Ross slid out of the room, unnoticed. It wasn’t Lia. He knew this, because she didn’t recognize him. There were subtler differences too—this woman’s hair was longer, and curlier, more honey-colored than wheat. She had a little girl with her; there were fine lines of age bracketing her mouth. But those remarkable brown eyes were the same, and the sorrow in them.
She was too young to be Lia Pike’s daughter. But she was too much of a dead ringer for Lia to be anything but a direct relation.
The whitewashed nurses and doctors began to file out, a string of pearls. Ross peeked back inside the room. “He’s an old friend,” Ross heard, before the door swung shut and cleaved the conversation in two.
This much he knew: Ruby Weber was a liar. She was not an old friend of his.
And she had not left the Pikes without taking that baby.
Shelby learned that you cannot put out an APB on someone until they have been lost for twenty-four hours; that there are five major routes out of Burlington by car; that if you leave from the airport, you can get to Chicago, Pittsburgh, Philadelphia, New York City, Boston, Cleveland, or Albany.
And that 2,100 people are reported missing, daily.
Her brother being one of them.
She had not let go of his note, not since finding it five hours ago. The ink now tattooed the palm of her hand like hieroglyphs, a diary of loss. Eli had come at her call, and had promised to personally search every inch of Comtosook, and lean hard on the cops in Burlington. But Shelby knew that if Ross did not want to be found, he would simply make himself invisible.
Once when they were in high school, a football jock had killed himself by jumping off the edge of a gorge. The news had been all over the papers; guidance counselors had set up shop in the hallways of school; memorials of flowers and teddy bears decorated the site. Ross had wanted to go see where it happened. “Jesus,” he’d said, over the raging water and the broken rocks. “If you’re going to do it that way, you’re pretty sure.”
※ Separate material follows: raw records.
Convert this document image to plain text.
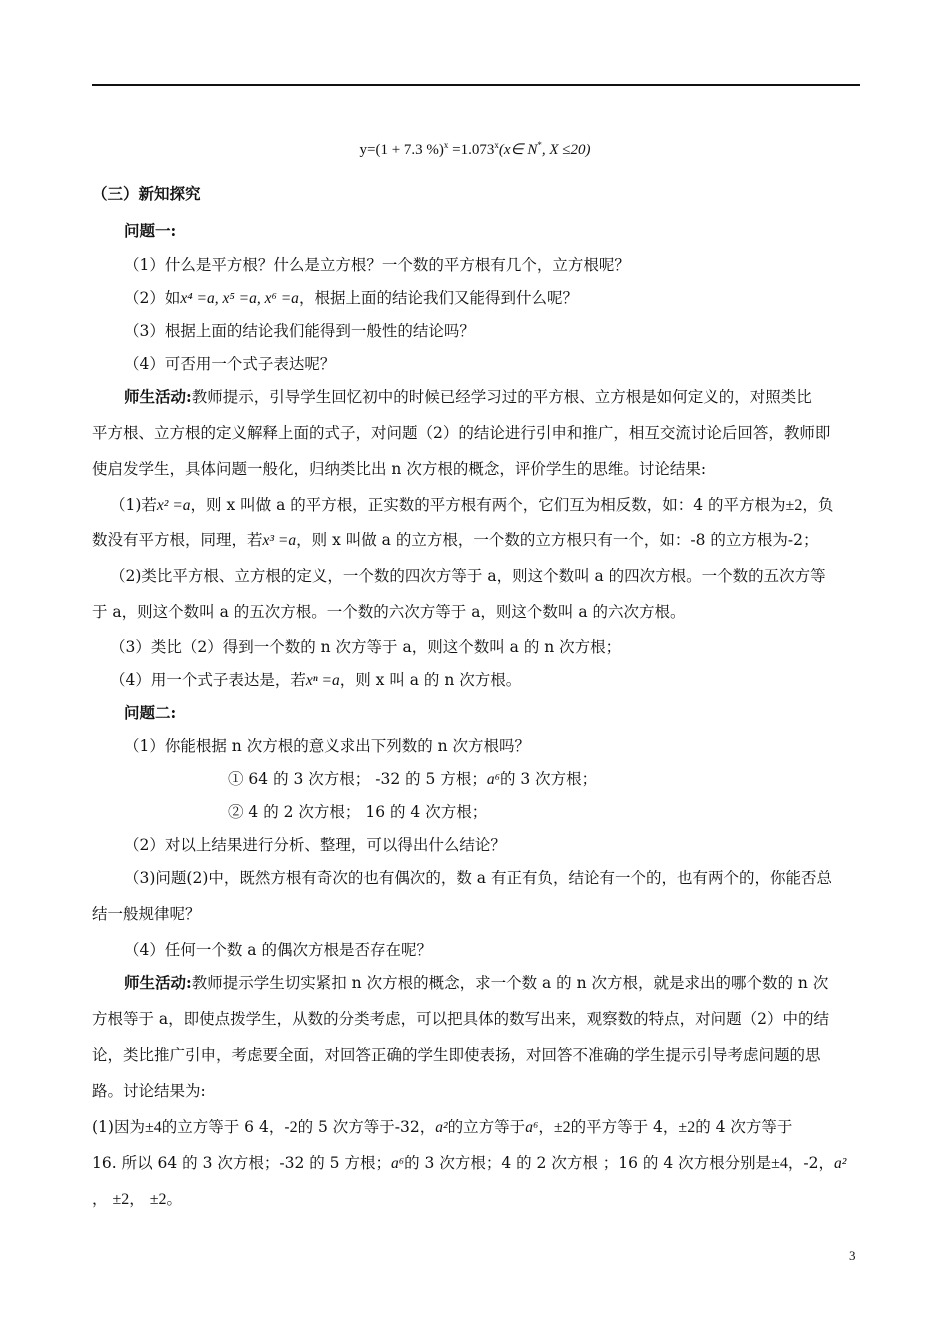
y=(1 + 7.3 $\%)^x =1.073^x(x\in$ N*, X ≤20)
（三）新知探究
问题一:
（1）什么是平方根？什么是立方根？一个数的平方根有几个，立方根呢？
（2）如x⁴ =a, x⁵ =a, x⁶ =a，根据上面的结论我们又能得到什么呢？
（3）根据上面的结论我们能得到一般性的结论吗？
（4）可否用一个式子表达呢？
师生活动:教师提示，引导学生回忆初中的时候已经学习过的平方根、立方根是如何定义的，对照类比
平方根、立方根的定义解释上面的式子，对问题（2）的结论进行引申和推广，相互交流讨论后回答，教师即
使启发学生，具体问题一般化，归纳类比出 n 次方根的概念，评价学生的思维。讨论结果:
（1)若x² =a，则 x 叫做 a 的平方根，正实数的平方根有两个，它们互为相反数，如：4 的平方根为±2，负
数没有平方根，同理，若x³ =a，则 x 叫做 a 的立方根，一个数的立方根只有一个，如：-8 的立方根为-2；
（2)类比平方根、立方根的定义，一个数的四次方等于 a，则这个数叫 a 的四次方根。一个数的五次方等
于 a，则这个数叫 a 的五次方根。一个数的六次方等于 a，则这个数叫 a 的六次方根。
（3）类比（2）得到一个数的 n 次方等于 a，则这个数叫 a 的 n 次方根；
（4）用一个式子表达是，若xⁿ =a，则 x 叫 a 的 n 次方根。
问题二:
（1）你能根据 n 次方根的意义求出下列数的 n 次方根吗？
① 64 的 3 次方根； -32 的 5 方根；a⁶的 3 次方根；
② 4 的 2 次方根； 16 的 4 次方根；
（2）对以上结果进行分析、整理，可以得出什么结论？
（3)问题(2)中，既然方根有奇次的也有偶次的，数 a 有正有负，结论有一个的，也有两个的，你能否总
结一般规律呢？
（4）任何一个数 a 的偶次方根是否存在呢？
师生活动:教师提示学生切实紧扣 n 次方根的概念，求一个数 a 的 n 次方根，就是求出的哪个数的 n 次
方根等于 a，即使点拨学生，从数的分类考虑，可以把具体的数写出来，观察数的特点，对问题（2）中的结
论，类比推广引申，考虑要全面，对回答正确的学生即使表扬，对回答不准确的学生提示引导考虑问题的思
路。讨论结果为:
(1)因为±4的立方等于 6 4，-2的 5 次方等于-32，a²的立方等于a⁶，±2的平方等于 4，±2的 4 次方等于
16. 所以 64 的 3 次方根；-32 的 5 方根；a⁶的 3 次方根；4 的 2 次方根 ；16 的 4 次方根分别是±4，-2，a²
， ±2， ±2。
3
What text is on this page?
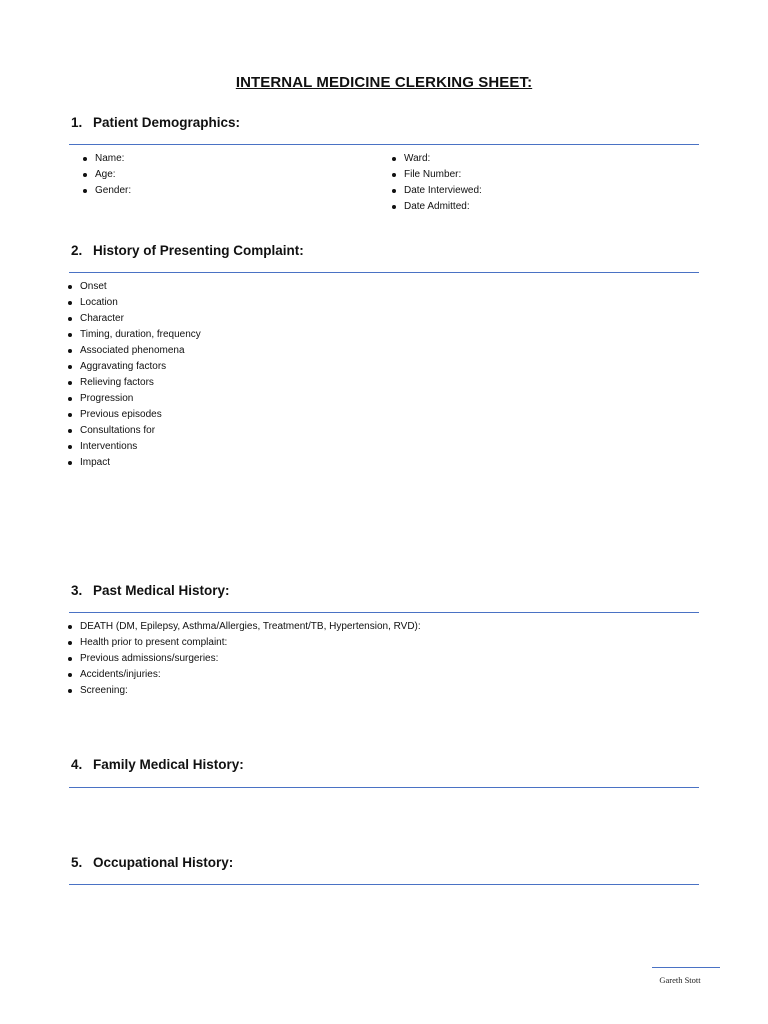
INTERNAL MEDICINE CLERKING SHEET:
1. Patient Demographics:
Name:
Age:
Gender:
Ward:
File Number:
Date Interviewed:
Date Admitted:
2. History of Presenting Complaint:
Onset
Location
Character
Timing, duration, frequency
Associated phenomena
Aggravating factors
Relieving factors
Progression
Previous episodes
Consultations for
Interventions
Impact
3. Past Medical History:
DEATH (DM, Epilepsy, Asthma/Allergies, Treatment/TB, Hypertension, RVD):
Health prior to present complaint:
Previous admissions/surgeries:
Accidents/injuries:
Screening:
4. Family Medical History:
5. Occupational History:
Gareth Stott
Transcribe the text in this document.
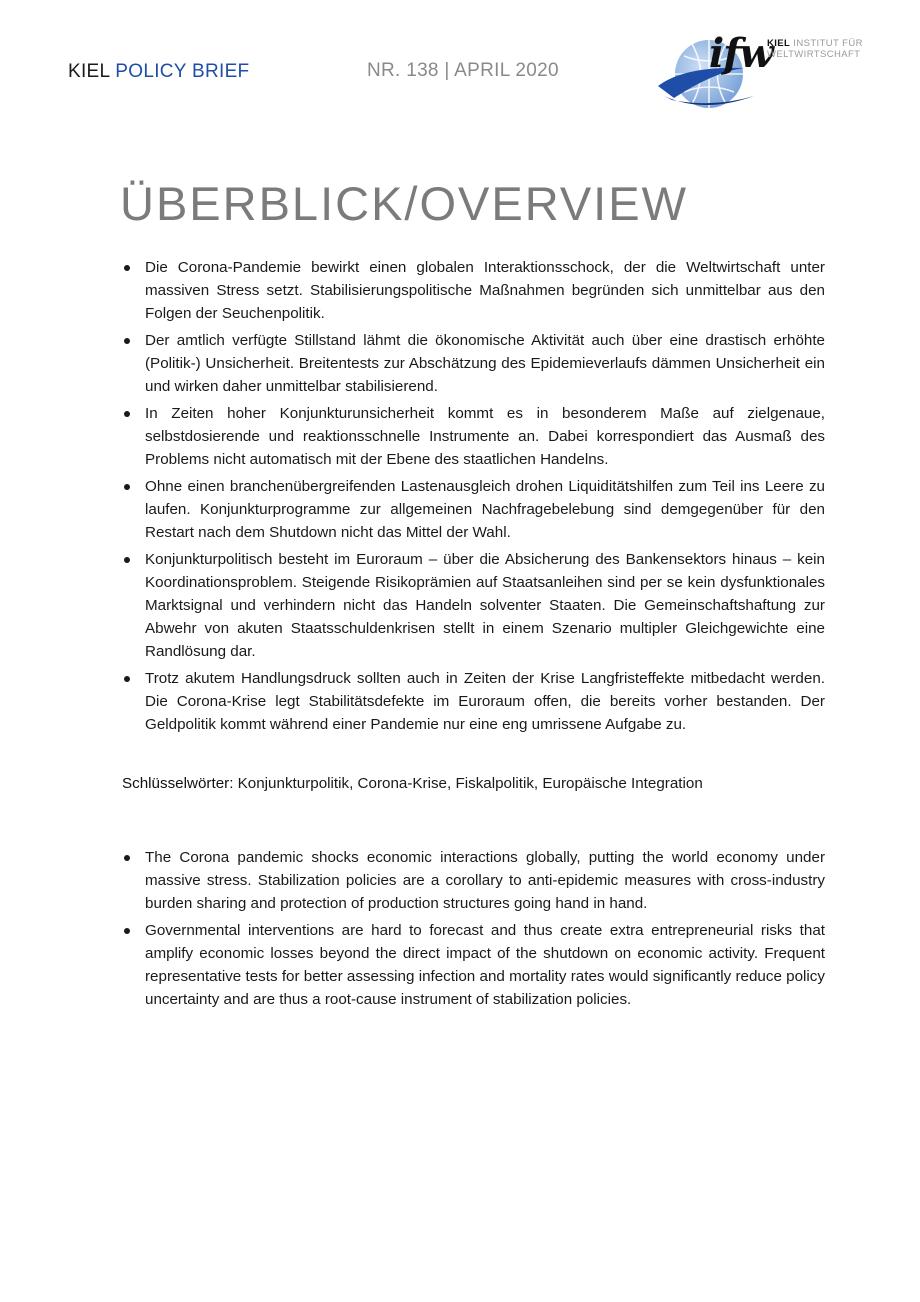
KIEL POLICY BRIEF	NR. 138 | APRIL 2020	ifw
KIEL INSTITUT FÜR
WELTWIRTSCHAFT
ÜBERBLICK/OVERVIEW
Die Corona-Pandemie bewirkt einen globalen Interaktionsschock, der die Weltwirtschaft unter massiven Stress setzt. Stabilisierungspolitische Maßnahmen begründen sich unmittelbar aus den Folgen der Seuchenpolitik.
Der amtlich verfügte Stillstand lähmt die ökonomische Aktivität auch über eine drastisch erhöhte (Politik-) Unsicherheit. Breitentests zur Abschätzung des Epidemieverlaufs dämmen Unsicherheit ein und wirken daher unmittelbar stabilisierend.
In Zeiten hoher Konjunkturunsicherheit kommt es in besonderem Maße auf zielgenaue, selbstdosierende und reaktionsschnelle Instrumente an. Dabei korrespondiert das Ausmaß des Problems nicht automatisch mit der Ebene des staatlichen Handelns.
Ohne einen branchenübergreifenden Lastenausgleich drohen Liquiditätshilfen zum Teil ins Leere zu laufen. Konjunkturprogramme zur allgemeinen Nachfragebelebung sind demgegenüber für den Restart nach dem Shutdown nicht das Mittel der Wahl.
Konjunkturpolitisch besteht im Euroraum – über die Absicherung des Bankensektors hinaus – kein Koordinationsproblem. Steigende Risikoprämien auf Staatsanleihen sind per se kein dysfunktionales Marktsignal und verhindern nicht das Handeln solventer Staaten. Die Gemeinschaftshaftung zur Abwehr von akuten Staatsschuldenkrisen stellt in einem Szenario multipler Gleichgewichte eine Randlösung dar.
Trotz akutem Handlungsdruck sollten auch in Zeiten der Krise Langfristeffekte mitbedacht werden. Die Corona-Krise legt Stabilitätsdefekte im Euroraum offen, die bereits vorher bestanden. Der Geldpolitik kommt während einer Pandemie nur eine eng umrissene Aufgabe zu.
Schlüsselwörter: Konjunkturpolitik, Corona-Krise, Fiskalpolitik, Europäische Integration
The Corona pandemic shocks economic interactions globally, putting the world economy under massive stress. Stabilization policies are a corollary to anti-epidemic measures with cross-industry burden sharing and protection of production structures going hand in hand.
Governmental interventions are hard to forecast and thus create extra entrepreneurial risks that amplify economic losses beyond the direct impact of the shutdown on economic activity. Frequent representative tests for better assessing infection and mortality rates would significantly reduce policy uncertainty and are thus a root-cause instrument of stabilization policies.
“How would you do it?” she had asked, with a morbid curiosity that, now, she could not believe they’d ever discussed. She also could not remember, although she’d tried so hard her head throbbed, how Ross had answered. Would he use pills, or a gun, or a knife? Would he lock himself in an anonymous motel room, jump from a train bridge, do it in his car?
When Ross had been in the hospital after the last suicide attempt, she had gone to visit him. Since he was doped up on medication, Shelby was certain he did not remember their conversation. “Try living on dry land,” Ross had said, “when you are a fish.”